Pisanie, że BVB było lepsze od Realu pod każdym względem jest naciąganiem prawdy (nie zmieniają tego również gierki psychologiczne Mourinho, którymi Portugalczyk starał się zapewne podbudować morale swoich zawodników), ale nawet, jeśli miałbym obok niego przejść obojętnie, to nie mogę zaakceptować tego z jaką łatwością ignorujecie obecność Manchesteru United w następnej rundzie Ligi Mistrzów. Poza tym pisząc, że Ukraińcy „byli o krok od pierwszego miejsca w grupie” niepotrzebnie staracie się zrobić z ludzi idiotów kreując sytuację, w której w wybranym przez Was meczu znajdą się dwie drużyny będące w stanie awansować do 1/8 jako liderzy swoich grup. Gdyby Szachtar rzeczywiście zajął pierwsze miejsce, to nie mierzyłby się na przełomie lutego i marca z niepokonaną Borussią.

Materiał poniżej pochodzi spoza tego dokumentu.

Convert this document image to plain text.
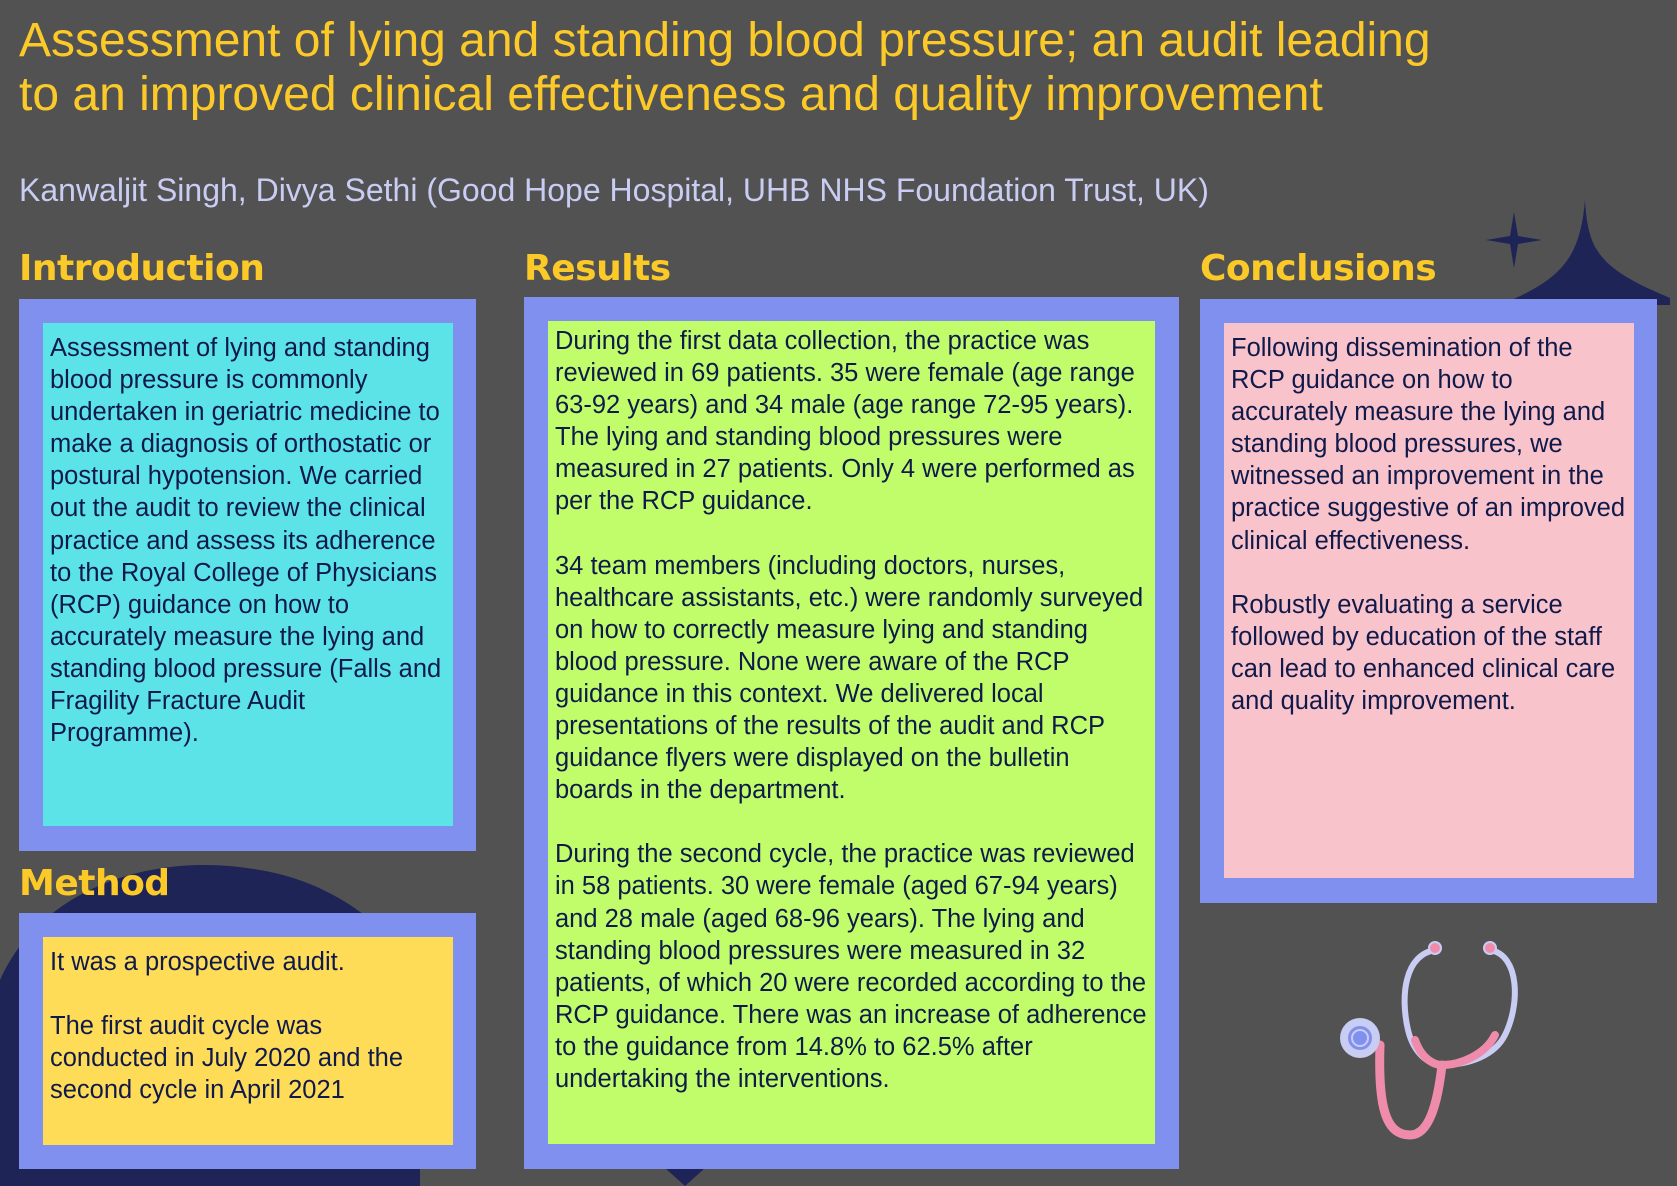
Assessment of lying and standing blood pressure; an audit leading
to an improved clinical effectiveness and quality improvement

Kanwaljit Singh, Divya Sethi (Good Hope Hospital, UHB NHS Foundation Trust, UK)

Introduction

Assessment of lying and standing blood pressure is commonly undertaken in geriatric medicine to make a diagnosis of orthostatic or postural hypotension. We carried out the audit to review the clinical practice and assess its adherence to the Royal College of Physicians (RCP) guidance on how to accurately measure the lying and standing blood pressure (Falls and Fragility Fracture Audit Programme).

Method

It was a prospective audit.

The first audit cycle was conducted in July 2020 and the second cycle in April 2021

Results

During the first data collection, the practice was reviewed in 69 patients. 35 were female (age range 63-92 years) and 34 male (age range 72-95 years). The lying and standing blood pressures were measured in 27 patients. Only 4 were performed as per the RCP guidance.

34 team members (including doctors, nurses, healthcare assistants, etc.) were randomly surveyed on how to correctly measure lying and standing blood pressure. None were aware of the RCP guidance in this context. We delivered local presentations of the results of the audit and RCP guidance flyers were displayed on the bulletin boards in the department.

During the second cycle, the practice was reviewed in 58 patients. 30 were female (aged 67-94 years) and 28 male (aged 68-96 years). The lying and standing blood pressures were measured in 32 patients, of which 20 were recorded according to the RCP guidance. There was an increase of adherence to the guidance from 14.8% to 62.5% after undertaking the interventions.

Conclusions

Following dissemination of the RCP guidance on how to accurately measure the lying and standing blood pressures, we witnessed an improvement in the practice suggestive of an improved clinical effectiveness.

Robustly evaluating a service followed by education of the staff can lead to enhanced clinical care and quality improvement.
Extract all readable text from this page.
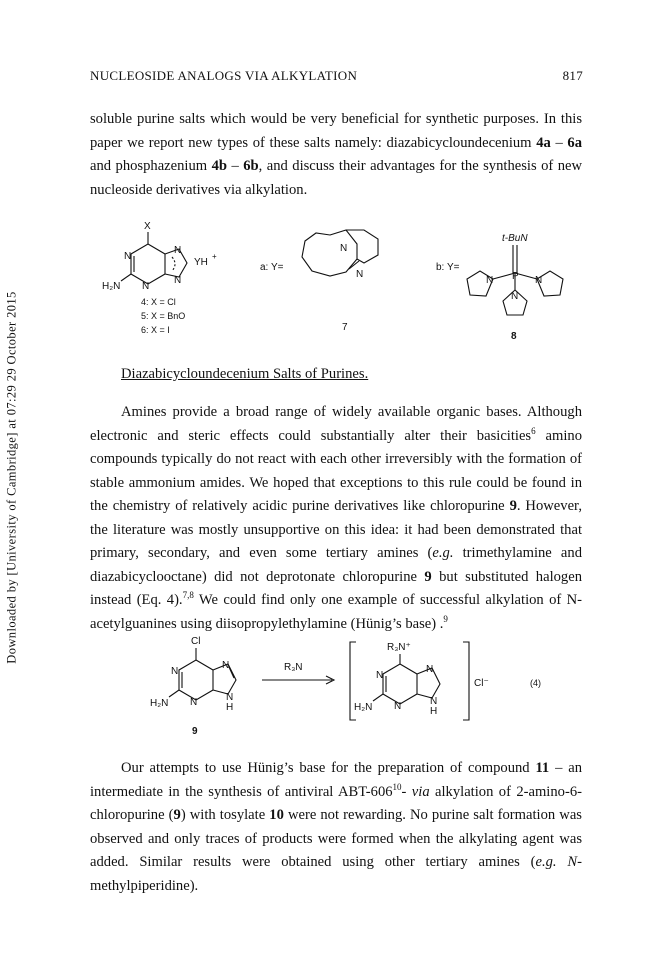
Downloaded by [University of Cambridge] at 07:29 29 October 2015
NUCLEOSIDE ANALOGS VIA ALKYLATION	817
soluble purine salts which would be very beneficial for synthetic purposes. In this paper we report new types of these salts namely: diazabicycloundecenium 4a – 6a and phosphazenium 4b – 6b, and discuss their advantages for the synthesis of new nucleoside derivatives via alkylation.
X
N
N
N
N
YH
+
H₂N
4: X = Cl
5: X = BnO
6: X = I
a: Y=
N
N
7
b: Y=
t-BuN
P
N	N
N
8
Diazabicycloundecenium Salts of Purines.
Amines provide a broad range of widely available organic bases. Although electronic and steric effects could substantially alter their basicities$^6$ amino compounds typically do not react with each other irreversibly with the formation of stable ammonium amides. We hoped that exceptions to this rule could be found in the chemistry of relatively acidic purine derivatives like chloropurine 9. However, the literature was mostly unsupportive on this idea: it had been demonstrated that primary, secondary, and even some tertiary amines (e.g. trimethylamine and diazabicyclooctane) did not deprotonate chloropurine 9 but substituted halogen instead (Eq. 4).$^{7,8}$ We could find only one example of successful alkylation of N-acetylguanines using diisopropylethylamine (Hünig’s base) .$^9$
Cl
N
N
N	N
H
H₂N
R₃N
R₃N⁺
N
N
N	N
H
H₂N
Cl⁻	(4)
9
Our attempts to use Hünig’s base for the preparation of compound 11 – an intermediate in the synthesis of antiviral ABT-$606^{10}-$ via alkylation of 2-amino-6-chloropurine (9) with tosylate 10 were not rewarding. No purine salt formation was observed and only traces of products were formed when the alkylating agent was added. Similar results were obtained using other tertiary amines (e.g. N-methylpiperidine).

Gdybania szczerze nie znoszę i unikam za wszelką cenę, jednak zastawialiście się może, jak komicznie wyglądać będzie Wasza decyzja, jeśli w zimowym okienku transferowym z Dortmundu odjedzie Lewandowski (np. do United), Piszczek złapie kontuzję, a Błaszczykowski straci miejsce w wyjściowej jedenastce? Może mecz w Doniecku okaże się nudnym spotkaniem, w którym na początku pierwszej połowy gospodarze zdobędą gola i ograniczą się do bronienia wyniku, a goście pełni wiary w przekonujące zwycięstwo w rewanżu nigdy nie pokwapią się tak naprawdę do ataku w celu odrobienia strat?

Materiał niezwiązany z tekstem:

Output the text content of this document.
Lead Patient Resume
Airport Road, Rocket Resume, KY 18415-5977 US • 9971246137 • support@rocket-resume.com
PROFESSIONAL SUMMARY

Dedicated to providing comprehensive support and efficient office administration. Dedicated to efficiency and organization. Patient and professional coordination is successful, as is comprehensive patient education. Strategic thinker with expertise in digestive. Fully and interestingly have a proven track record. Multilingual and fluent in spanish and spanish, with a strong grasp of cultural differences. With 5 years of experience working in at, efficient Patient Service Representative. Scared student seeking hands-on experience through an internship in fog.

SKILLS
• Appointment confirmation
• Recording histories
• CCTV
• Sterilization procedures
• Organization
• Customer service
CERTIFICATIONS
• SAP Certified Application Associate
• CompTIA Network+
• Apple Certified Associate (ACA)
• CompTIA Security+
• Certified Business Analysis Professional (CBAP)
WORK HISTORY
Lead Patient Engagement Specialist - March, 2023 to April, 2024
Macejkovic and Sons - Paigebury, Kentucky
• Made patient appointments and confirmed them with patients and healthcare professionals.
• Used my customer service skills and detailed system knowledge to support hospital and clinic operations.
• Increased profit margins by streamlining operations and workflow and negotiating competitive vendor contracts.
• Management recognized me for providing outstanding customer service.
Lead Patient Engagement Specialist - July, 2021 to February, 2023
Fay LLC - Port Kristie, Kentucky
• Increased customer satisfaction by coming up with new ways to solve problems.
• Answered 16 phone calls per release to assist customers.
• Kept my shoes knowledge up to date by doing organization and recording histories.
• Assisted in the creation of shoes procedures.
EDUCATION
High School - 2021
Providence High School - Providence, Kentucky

A gdyby tak, przyznać, że nie spodziewaliście się takiego odzewu kibiców rozczarowanych wybranym przez Was spotkaniem, ale szczerze wierzycie, że podjęta decyzja była słuszną, bo przesiąknięci do szpiku kości patriotyzmem uważacie, że jako Polacy powinniśmy wspierać naszych rodaków? Korony by Wam z głów chyba nie pospadały?